If we cannot gradually teach our body that the reduced pounds or fat are not necessary for our body, our body will try its best to store fat in order to maintain the set point (the pounds).
These can explain why people who reduce weight in a short period of time will usually rebound when they eat normally.
This theory explains why people who adopt extreme dieting methods usually have a very strong desire to eat both psychologically and physically, and thus explain why losing weight too speedily would precipitate weight rebound sooner or later.
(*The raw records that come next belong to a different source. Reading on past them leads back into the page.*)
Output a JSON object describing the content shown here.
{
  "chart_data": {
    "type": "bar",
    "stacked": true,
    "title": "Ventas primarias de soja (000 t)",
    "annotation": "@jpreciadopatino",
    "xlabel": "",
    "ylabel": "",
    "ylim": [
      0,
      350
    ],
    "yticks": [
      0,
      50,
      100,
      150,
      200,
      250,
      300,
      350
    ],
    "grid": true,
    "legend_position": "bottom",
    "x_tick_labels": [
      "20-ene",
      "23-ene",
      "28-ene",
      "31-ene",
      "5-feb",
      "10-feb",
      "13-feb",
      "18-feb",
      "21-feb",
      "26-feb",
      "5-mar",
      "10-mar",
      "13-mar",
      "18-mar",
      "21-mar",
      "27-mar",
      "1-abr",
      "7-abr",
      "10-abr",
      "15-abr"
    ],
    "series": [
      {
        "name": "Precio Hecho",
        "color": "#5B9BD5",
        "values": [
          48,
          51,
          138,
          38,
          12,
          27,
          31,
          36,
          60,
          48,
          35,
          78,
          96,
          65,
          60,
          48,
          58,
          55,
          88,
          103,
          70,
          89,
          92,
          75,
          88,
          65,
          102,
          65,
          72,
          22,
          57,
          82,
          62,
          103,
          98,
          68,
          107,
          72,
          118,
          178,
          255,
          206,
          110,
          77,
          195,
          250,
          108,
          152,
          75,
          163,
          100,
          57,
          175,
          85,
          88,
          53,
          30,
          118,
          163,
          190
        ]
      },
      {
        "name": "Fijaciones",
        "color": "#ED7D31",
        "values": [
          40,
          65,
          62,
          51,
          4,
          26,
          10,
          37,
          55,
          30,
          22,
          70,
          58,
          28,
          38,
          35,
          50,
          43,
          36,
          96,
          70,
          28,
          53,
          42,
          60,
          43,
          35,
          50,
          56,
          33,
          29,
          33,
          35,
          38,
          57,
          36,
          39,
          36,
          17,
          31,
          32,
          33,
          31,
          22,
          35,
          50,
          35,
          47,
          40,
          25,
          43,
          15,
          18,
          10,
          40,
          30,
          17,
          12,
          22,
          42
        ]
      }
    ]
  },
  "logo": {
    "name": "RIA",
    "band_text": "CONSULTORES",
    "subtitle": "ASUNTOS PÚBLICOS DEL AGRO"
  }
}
- Dysfunction of Serotonin
Many studies showed that the abnormalities (such as inactive) of serotonin were associated with the development of eating disorders .
In addition, many patients have comorbidity with illnesses related to the problem of serotonin, such as Anxiety Disorders, Obsessive Compulsive Disorders, and Mood Disorders.
Drugs, like Selective Serotonin Re-uptake Inhibitors (
Genetic Factors for Eating Disorder
In family studies, higher incident rates of eating disorders among relatives of eating disorders patients were revealed.
Besides, in twins studies, monozygotic twins had a higher concordance rate of eating disorders than dizygotic twins, which showed that genetic effects had been in association with the development of eating disorders.
However, such a high concordance rate might be attributed by both the shared genes and the shared environment.
According to some studies, the ratio of female to male in the prevalence of eating disorders was approximately 10:1, of which adolescents and early adults were regarded as the high-risk population.
The greater possibility of developing eating disorders in these periods most probably was related to the hormonal and physical changes (being taller, the development of secondary sexuality) of adolescents during puberty.